Kruger retiró las llaves del contacto y enseñó la que correspondía al apartamento. Proctor cogió el juego completo.

– ¿Cómo es el código, exactamente? -preguntó Morgan. A Kruger le tembló el labio.

– Dínoslo -ordenó Proctor en tono suave-. Lo que le va a ocurrir le va a ocurrir.

– Golpe, pausa, golpe, pausa, golpe -dijo Kruger.

– Repítelo sobre el salpicadero -dijo Morgan.

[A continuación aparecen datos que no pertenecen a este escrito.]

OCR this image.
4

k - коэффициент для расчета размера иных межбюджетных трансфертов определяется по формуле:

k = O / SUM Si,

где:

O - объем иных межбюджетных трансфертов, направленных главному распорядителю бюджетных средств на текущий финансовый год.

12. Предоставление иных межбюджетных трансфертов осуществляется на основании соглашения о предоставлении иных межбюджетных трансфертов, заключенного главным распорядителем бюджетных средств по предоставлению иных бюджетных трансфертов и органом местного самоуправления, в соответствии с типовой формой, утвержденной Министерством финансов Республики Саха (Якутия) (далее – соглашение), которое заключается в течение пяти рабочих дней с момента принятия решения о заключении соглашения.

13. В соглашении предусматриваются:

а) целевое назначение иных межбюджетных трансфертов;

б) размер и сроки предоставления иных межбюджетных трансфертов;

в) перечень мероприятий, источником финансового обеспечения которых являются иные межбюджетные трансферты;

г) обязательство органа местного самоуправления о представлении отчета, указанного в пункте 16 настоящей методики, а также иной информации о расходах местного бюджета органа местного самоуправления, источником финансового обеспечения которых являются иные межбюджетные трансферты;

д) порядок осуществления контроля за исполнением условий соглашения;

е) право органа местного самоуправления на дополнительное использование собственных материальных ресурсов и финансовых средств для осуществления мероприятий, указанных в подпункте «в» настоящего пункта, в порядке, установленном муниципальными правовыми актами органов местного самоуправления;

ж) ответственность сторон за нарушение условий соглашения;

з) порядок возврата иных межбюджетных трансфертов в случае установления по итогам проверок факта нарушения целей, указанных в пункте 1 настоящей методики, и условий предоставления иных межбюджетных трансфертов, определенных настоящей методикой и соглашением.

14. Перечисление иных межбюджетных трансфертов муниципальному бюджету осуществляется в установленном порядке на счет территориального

Kruger lo tamborileó con los nudillos.

– Es como el código de Morris, Lijah -dijo Proctor sonriendo al hombre de atrás.

Ahora uno de ellos había pronunciado el nombre del otro. Kruger sabía lo que significaba aquello. Se le vació la vejiga en los calzoncillos. La orina fue oscureciendo lentamente los vaqueros y su olor se extendió por el interior del coche.

– Oh, mierda -dijo Proctor.

– No se lo voy a decir a nadie -dijo Cody Kruger-. De verdad.

Morgan levantó su Cok Woodsman y disparó a Kruger en la nuca. La bala del 22 le destrozó la tercera cervical y todo se le volvió negro. Se desplomó de costado y la cabeza le quedó apoyada en la ventanilla del lado del conductor. Hubo poca sangre, y el pequeño calibre de la bala permitió que el disparo no se oyera apenas en el exterior del vehículo. Las Nike Dunk que llevaba Kruger, ribeteadas de cuero y cáñamo, se agitaron suavemente contra el suelo del Honda.